Ukraine asked for the Security Council meeting knowing that China holds a veto over any resolution which come from the meetings. Ukraine harbors resentment over Putin’s March 1, annexation of the Crimean Peninsula, vowed to never again to let Putin take one inch of Ukrainian territory. With Putin’s decree today, he officially recognizes the breakaway Donetsk and Luhansk areas as part of Russia. Ukraine’s 43-year-old Ukranian President Voloydymyr Zelensk knows that Donetsk and Lunhansk rebelled against Kiev rule once a Feb. 22, 2014 CIA-backed coup toppled the Kremlin-backed government of Viktor Yanukovich. Once Kiev fell into pro-Western hands, Putin’s Sevastopol naval base in Crimea was threatened. Putin seized the Crimean Peninsula once he finished hosting the Sochi Winter Games. Not one Western country or press report acknowledges what happened Feb. 22, 2014.

When Ukraine was integrated with the Soviet Union, there were Russian enclaves in Crimea and Eastern Ukraine, long before the current crisis with Kiev’s government. Once a pro-Western, U.S.-backed faction took over Kiev, Russian speakers under Soviet rule were left to themselves, allowed to stay close connected to Moscow. Only after the Soviet Union disbanded Dec. 25, 1991, did Ukraine become more nationalistic, separating their identities from Moscow. Putn’s recognition of Donetsk today and Luhansk was long overdue, because both regions want nothing to do with the pro-Western Kiev government. So, when it comes to forcing Donetsk and Luhansk to assimilate into Kiev, it was never going to be easy. But Western states and press like to blame Putin for the rift between Donetsk, Luhansk and Kiev. With or without a Russian invasion, Kiev can’t force separatists into conformity.

Putin’s chess move today recognizing the independence of Donetsk and Luhansk, checkmates Kiev and Washington. Biden’s only option now is to send troops to Ukraine’s Eastern border in a suicide mission for U.S. soldiers. Recognizing the separatist areas forces Biden to either negotiate with Putin on his security guarantees or go to war militarily or economically. European Union Commission President Ursula von der Leyen said today she was preparing EU sanctions if Putin moves his army across the Ukraine border. Zelensky already asked Biden to apply sanctions before an invasion, something Biden was reluctant to do since he’s made sanctions contingent on invasion. But with Donetsk and Luhansk asking Putin for military help, can the U.S., EU and NATO really call Russian troop movements an invasion?
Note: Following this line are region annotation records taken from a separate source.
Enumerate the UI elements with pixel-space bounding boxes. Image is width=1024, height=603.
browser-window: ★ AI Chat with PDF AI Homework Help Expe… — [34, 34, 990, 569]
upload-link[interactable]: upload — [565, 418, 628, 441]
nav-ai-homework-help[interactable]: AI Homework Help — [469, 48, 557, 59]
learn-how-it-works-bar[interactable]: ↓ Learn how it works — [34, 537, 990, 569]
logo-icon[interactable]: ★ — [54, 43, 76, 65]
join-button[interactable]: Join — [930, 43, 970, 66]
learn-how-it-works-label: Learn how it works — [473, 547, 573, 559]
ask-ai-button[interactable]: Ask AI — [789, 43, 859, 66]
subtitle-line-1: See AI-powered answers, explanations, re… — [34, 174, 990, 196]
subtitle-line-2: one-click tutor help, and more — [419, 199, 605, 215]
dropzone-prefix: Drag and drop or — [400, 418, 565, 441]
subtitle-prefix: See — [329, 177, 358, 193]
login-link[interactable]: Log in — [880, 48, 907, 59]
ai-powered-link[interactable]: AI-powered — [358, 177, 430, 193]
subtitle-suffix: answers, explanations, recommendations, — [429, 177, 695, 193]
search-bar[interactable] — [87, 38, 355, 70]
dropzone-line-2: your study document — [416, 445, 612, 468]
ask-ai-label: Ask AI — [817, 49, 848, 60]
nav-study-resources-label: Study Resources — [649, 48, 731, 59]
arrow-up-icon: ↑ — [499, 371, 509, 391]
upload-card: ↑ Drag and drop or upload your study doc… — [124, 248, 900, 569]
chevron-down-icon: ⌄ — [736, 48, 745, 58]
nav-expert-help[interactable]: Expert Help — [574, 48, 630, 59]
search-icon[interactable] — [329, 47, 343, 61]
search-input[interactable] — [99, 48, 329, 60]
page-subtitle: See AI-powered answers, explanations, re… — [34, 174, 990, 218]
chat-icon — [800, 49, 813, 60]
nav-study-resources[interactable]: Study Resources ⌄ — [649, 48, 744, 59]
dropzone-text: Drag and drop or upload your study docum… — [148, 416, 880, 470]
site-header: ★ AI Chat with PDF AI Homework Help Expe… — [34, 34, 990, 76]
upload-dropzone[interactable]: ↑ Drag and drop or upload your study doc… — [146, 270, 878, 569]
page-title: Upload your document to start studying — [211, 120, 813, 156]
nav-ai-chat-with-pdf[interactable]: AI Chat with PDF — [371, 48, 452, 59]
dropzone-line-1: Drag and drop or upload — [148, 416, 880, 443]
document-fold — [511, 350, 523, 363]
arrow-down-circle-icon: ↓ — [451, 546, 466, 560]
Invasions, by definition, happen when cross-border forces attempt to repel unwanted invaders, not welcome them to the territory. Donetsk and Luhansk welcome any Russian troops to protect themselves from Ukraine’s military. Russia claimed today that a cross-border attack with Ukrainian saboteurs was repelled by Russian forces. Zelensky calls the report a “false flag” operation, where Russia makes up any pretext for invasion. Whether Biden wants to admit it or not, if Russian troop enter Ukraine to stabilize Donetsk and Luhansk, Donetsk’s leader Denis Pushlilin or Luhansk’s leader Leonid Pasechnik both invite Putin’s forces into the area. If a referendum were held today, Donetsk and Luhansk would vote to leave Kiev and join Moscow. Biden doesn’t have a lot of time left to show Putin that he’s prepared to make the concessions needed for Moscow’s national security.